We want to see how the time it takes changes if we do this for many pins.
Scenario Under Consideration
Analyze the time complexity of the following code snippet.
void configure_pins(int pins[], int n) {
for (int i = 0; i < n; i++) {
if (pins[i] % 2 == 0) {
// Set pin as output
set_pin_output(pins[i]);
} else {
// Set pin as input
set_pin_input(pins[i]);
}
}
}
This code sets each pin in the array as input or output based on whether the pin number is even or odd.
Identify Repeating Operations
Identify the loops, recursion, array traversals that repeat.
- Primary operation: Looping through each pin in the array.

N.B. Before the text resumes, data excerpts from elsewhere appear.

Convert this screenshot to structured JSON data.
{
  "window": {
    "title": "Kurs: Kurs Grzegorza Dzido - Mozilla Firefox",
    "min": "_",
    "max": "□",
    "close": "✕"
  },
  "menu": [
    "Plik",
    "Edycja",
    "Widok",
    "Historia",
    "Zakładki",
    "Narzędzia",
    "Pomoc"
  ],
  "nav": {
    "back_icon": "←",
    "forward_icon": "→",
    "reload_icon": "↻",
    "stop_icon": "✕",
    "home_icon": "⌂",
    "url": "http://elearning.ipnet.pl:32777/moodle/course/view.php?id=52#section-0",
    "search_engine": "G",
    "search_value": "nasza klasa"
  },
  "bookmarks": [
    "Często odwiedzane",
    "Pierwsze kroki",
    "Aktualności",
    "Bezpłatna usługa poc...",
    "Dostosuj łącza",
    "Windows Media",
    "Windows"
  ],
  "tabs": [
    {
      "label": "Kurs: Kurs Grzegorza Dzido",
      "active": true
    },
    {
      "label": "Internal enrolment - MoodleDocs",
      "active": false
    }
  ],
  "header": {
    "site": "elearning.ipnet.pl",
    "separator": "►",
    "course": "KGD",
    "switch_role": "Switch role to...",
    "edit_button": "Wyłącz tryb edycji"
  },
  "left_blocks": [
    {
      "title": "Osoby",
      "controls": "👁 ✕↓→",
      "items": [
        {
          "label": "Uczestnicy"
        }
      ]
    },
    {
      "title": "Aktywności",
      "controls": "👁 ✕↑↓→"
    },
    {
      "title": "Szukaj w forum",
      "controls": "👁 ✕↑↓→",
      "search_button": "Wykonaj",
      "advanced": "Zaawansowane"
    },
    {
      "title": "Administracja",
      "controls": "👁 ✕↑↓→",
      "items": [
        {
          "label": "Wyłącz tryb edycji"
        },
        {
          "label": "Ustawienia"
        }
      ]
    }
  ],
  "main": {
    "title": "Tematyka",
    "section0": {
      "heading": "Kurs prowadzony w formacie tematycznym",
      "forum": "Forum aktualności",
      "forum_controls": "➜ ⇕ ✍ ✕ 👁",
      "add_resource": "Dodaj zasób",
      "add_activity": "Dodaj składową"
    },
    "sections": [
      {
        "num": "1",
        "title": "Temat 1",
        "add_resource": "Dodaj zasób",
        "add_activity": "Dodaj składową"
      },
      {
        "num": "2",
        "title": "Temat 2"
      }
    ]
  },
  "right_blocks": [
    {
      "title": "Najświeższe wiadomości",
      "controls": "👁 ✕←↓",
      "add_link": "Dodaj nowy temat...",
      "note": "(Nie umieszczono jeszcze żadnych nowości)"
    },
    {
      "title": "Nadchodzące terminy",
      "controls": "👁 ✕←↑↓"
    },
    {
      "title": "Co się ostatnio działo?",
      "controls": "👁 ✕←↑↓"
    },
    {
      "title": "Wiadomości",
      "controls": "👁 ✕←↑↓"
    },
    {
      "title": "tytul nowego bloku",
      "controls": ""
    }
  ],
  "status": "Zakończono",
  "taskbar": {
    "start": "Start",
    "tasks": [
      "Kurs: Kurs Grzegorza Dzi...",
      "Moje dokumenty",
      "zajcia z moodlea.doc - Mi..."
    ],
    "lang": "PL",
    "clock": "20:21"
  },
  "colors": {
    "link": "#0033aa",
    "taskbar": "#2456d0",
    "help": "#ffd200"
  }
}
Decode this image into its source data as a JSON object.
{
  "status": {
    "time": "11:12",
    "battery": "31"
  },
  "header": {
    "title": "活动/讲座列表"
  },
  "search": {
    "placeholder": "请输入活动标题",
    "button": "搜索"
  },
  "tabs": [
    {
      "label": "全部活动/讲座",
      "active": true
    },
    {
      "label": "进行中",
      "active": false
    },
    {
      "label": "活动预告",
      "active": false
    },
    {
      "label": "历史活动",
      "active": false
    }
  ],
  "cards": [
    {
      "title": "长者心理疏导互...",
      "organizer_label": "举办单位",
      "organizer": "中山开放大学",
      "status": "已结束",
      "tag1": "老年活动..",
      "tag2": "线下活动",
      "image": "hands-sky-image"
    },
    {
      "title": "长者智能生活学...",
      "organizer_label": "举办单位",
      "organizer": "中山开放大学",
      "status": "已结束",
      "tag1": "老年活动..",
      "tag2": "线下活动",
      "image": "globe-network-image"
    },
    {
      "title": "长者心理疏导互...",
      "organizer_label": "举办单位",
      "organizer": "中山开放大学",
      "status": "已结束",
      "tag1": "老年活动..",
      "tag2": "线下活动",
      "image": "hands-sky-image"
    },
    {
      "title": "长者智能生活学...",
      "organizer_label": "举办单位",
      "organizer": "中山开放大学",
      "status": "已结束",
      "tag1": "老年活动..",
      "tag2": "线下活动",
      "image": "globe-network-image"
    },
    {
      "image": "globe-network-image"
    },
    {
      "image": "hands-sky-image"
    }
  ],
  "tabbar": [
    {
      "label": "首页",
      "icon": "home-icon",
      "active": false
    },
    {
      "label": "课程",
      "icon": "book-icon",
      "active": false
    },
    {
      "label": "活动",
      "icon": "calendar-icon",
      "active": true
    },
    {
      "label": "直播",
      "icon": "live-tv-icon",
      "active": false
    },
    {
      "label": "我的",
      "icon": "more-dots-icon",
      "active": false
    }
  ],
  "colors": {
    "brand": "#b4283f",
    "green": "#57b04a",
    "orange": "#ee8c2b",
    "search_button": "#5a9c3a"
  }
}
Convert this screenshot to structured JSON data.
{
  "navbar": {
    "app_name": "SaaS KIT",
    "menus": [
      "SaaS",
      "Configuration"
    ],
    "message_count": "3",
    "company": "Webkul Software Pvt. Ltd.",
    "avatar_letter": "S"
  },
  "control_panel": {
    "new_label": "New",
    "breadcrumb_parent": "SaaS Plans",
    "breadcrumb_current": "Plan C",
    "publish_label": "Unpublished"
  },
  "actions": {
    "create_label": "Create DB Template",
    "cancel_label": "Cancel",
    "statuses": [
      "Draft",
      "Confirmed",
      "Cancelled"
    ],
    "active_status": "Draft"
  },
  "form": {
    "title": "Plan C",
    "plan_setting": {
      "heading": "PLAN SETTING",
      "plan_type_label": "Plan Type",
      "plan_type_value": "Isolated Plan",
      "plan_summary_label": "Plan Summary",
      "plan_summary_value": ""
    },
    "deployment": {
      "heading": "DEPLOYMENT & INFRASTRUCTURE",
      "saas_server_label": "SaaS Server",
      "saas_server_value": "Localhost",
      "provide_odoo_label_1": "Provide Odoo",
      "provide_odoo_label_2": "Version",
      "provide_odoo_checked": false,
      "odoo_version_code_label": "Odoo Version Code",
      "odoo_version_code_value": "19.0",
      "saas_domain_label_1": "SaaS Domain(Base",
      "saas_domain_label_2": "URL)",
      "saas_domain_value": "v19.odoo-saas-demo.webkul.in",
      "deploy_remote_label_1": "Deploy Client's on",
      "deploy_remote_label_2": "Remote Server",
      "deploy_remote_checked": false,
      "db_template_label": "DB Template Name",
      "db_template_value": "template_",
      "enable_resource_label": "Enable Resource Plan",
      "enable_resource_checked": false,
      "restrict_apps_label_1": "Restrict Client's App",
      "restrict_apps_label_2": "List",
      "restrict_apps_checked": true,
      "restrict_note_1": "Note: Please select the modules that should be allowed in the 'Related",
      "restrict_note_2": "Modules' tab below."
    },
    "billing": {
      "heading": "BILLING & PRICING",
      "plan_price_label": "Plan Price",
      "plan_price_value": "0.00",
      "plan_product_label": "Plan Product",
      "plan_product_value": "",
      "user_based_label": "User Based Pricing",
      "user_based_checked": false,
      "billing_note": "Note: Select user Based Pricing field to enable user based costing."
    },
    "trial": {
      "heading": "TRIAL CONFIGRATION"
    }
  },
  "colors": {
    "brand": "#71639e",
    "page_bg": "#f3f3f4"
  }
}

- How many times: Exactly once for each pin, so n times.
How Execution Grows With Input
As the number of pins increases, the time to configure them grows in a straight line.
| Input Size (n) | Approx. Operations |
|---|---|
| 10 | 10 times setting pins |
| 100 | 100 times setting pins |
| 1000 | 1000 times setting pins |
Pattern observation: Doubling the pins doubles the work needed.
Final Time Complexity
Time Complexity: O(n)
This means the time to configure pins grows directly with the number of pins.
Common Mistake
[X] Wrong: "Configuring pins is always constant time no matter how many pins."
[OK] Correct: Each pin needs its own setup step, so more pins mean more time.
Interview Connect
Understanding how loops affect time helps you explain how embedded code scales with hardware changes.
Self-Check
"What if we configure pins in pairs instead of one by one? How would the time complexity change?"